Unlike other JSON-schema validation tools which give document path relative errors, this approach allows for line & file errors more appropriate to user-facing tools.
yamlschema [(PyPi)](https://pypi.org/project/yamlschema/) [(Github)](https://github.com/Brightmd/yamlschema) [(source)](https://github.com/Brightmd/yamlschema/blob/master/yamlschema/lib.py) just loads the YAML document fully and punts directly to jsonschema; making it difficult-to-impossible to map errors back to source locations.
Each LintRecord contains the YAML AST node which failed validation, the schema it failed to validate against, and some metadata.
`level` is a `LintLevel` which attempts to explain what "kind" of error this piece of lint represents.
For instance `LintLevel.MISSING` encodes missing `properties`.
`LintLevel.MISSMATCH` encodes type mismatches.
`LintLevel.UNEXPECTED` encodes unexpected/disallowed keys and other errors.
### `yamlschema.YamlLinter(schema)`
The linter itself is implemented as a class with a variety of instance methods; allowing the linter to be hacked by users much in the same way that JSON encodiers and decoders can be hacked.

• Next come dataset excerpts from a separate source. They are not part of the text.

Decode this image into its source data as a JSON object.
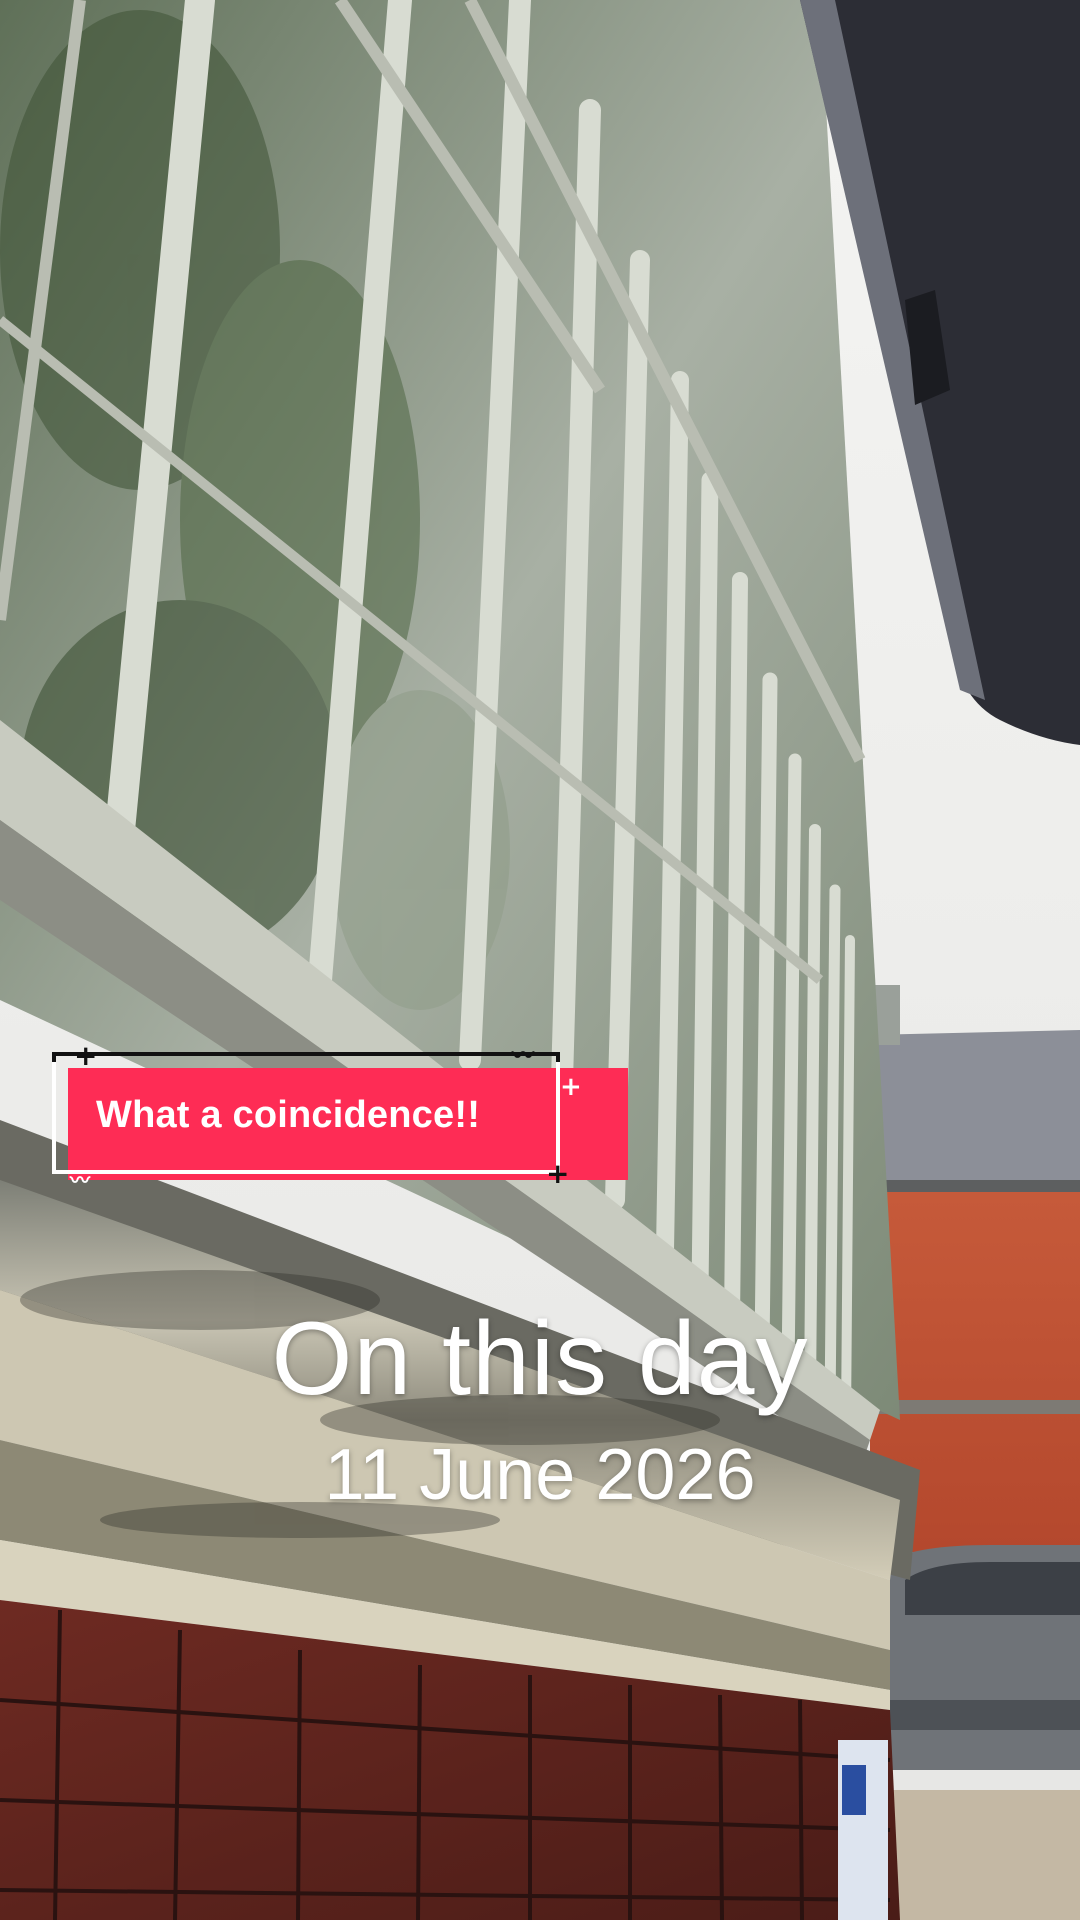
{
  "sticker": {
    "text": "What a coincidence!!",
    "color": "#fe2c55"
  },
  "overlay": {
    "title": "On this day",
    "date": "11 June 2026"
  },
  "scene": {
    "description_icon": "photo-background"
  }
}
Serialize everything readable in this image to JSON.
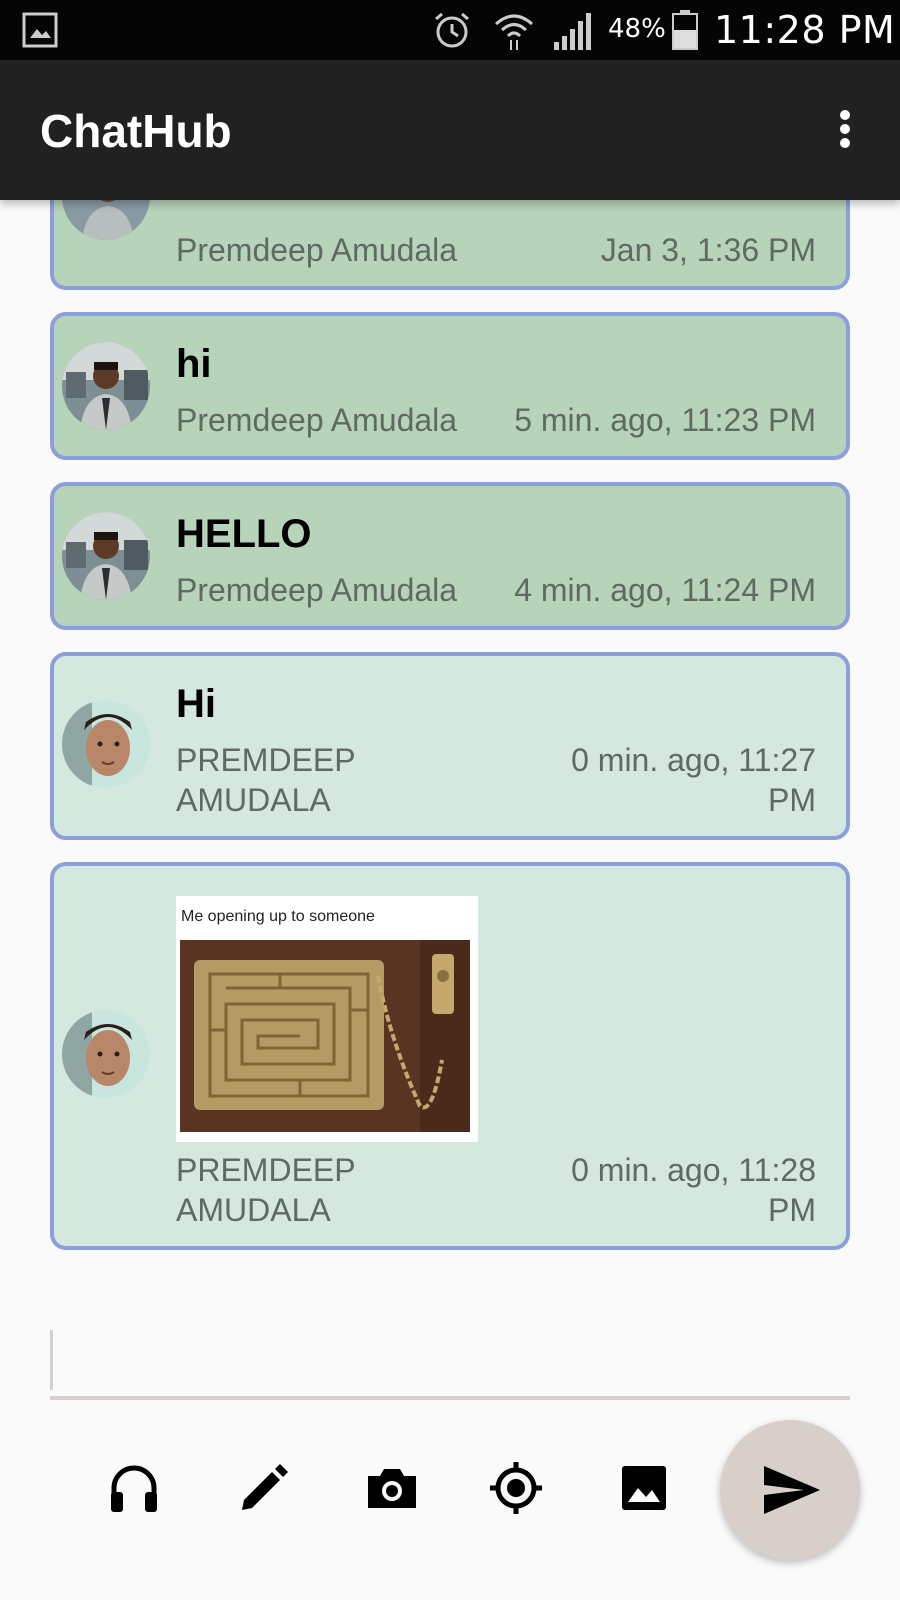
{
  "status_bar": {
    "battery_percent": "48%",
    "time": "11:28 PM"
  },
  "app_bar": {
    "title": "ChatHub"
  },
  "messages": [
    {
      "text": "",
      "sender": "Premdeep Amudala",
      "time": "Jan 3, 1:36 PM"
    },
    {
      "text": "hi",
      "sender": "Premdeep Amudala",
      "time": "5 min. ago, 11:23 PM"
    },
    {
      "text": "HELLO",
      "sender": "Premdeep Amudala",
      "time": "4 min. ago, 11:24 PM"
    },
    {
      "text": "Hi",
      "sender_line1": "PREMDEEP",
      "sender_line2": "AMUDALA",
      "time_line1": "0 min. ago, 11:27",
      "time_line2": "PM"
    },
    {
      "image_caption": "Me opening up to someone",
      "sender_line1": "PREMDEEP",
      "sender_line2": "AMUDALA",
      "time_line1": "0 min. ago, 11:28",
      "time_line2": "PM"
    }
  ],
  "composer": {
    "value": "",
    "placeholder": ""
  },
  "toolbar": {
    "icons": [
      "headphones-icon",
      "pencil-icon",
      "camera-icon",
      "location-icon",
      "image-icon",
      "send-icon"
    ]
  },
  "colors": {
    "status_bar": "#050505",
    "app_bar": "#212121",
    "bubble_received": "#b7d3b9",
    "bubble_sent": "#d5e8df",
    "bubble_border": "#8c9fdb",
    "send_button": "#d8cfca"
  }
}
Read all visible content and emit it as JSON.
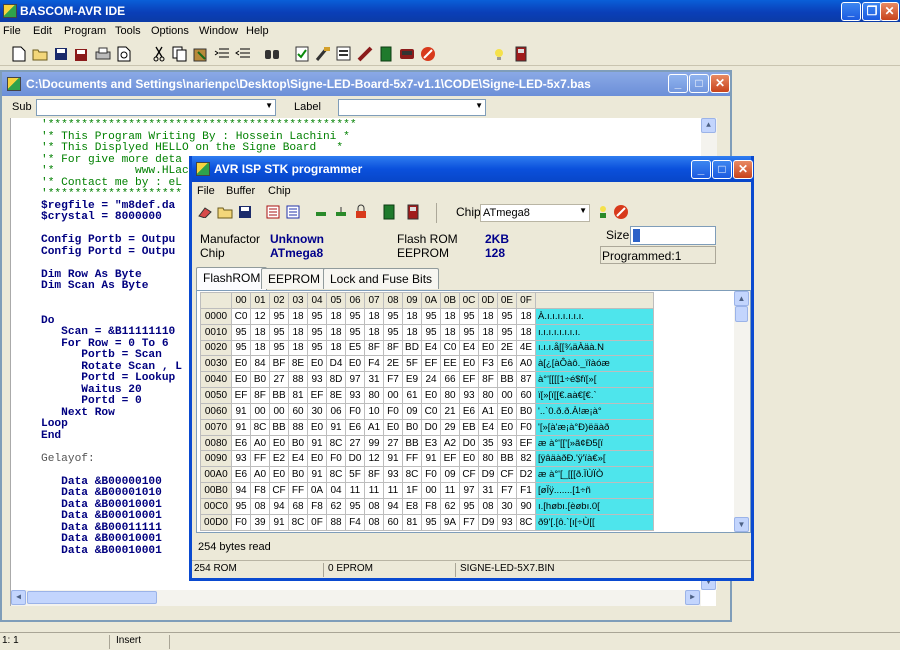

The linter "interface" consists of `__init__(schema: dict)`; being a loaded JSON schema as a dict tree and `lint_document(schema, node) -> Iterable[LintRecord]` which initiates the recursive linting.
The reference implementation of the linter recursively calls `lint_document` on every sub-structure in the document.
As conveniences, yamlschema gives you a couple entrypoints that handle constructing the linter class, using `yaml.compose()` to get an AST and starting linting for you.
`lint_file` and `lint_buffer` respectively allow the user to either bring a file path or a string of YAML.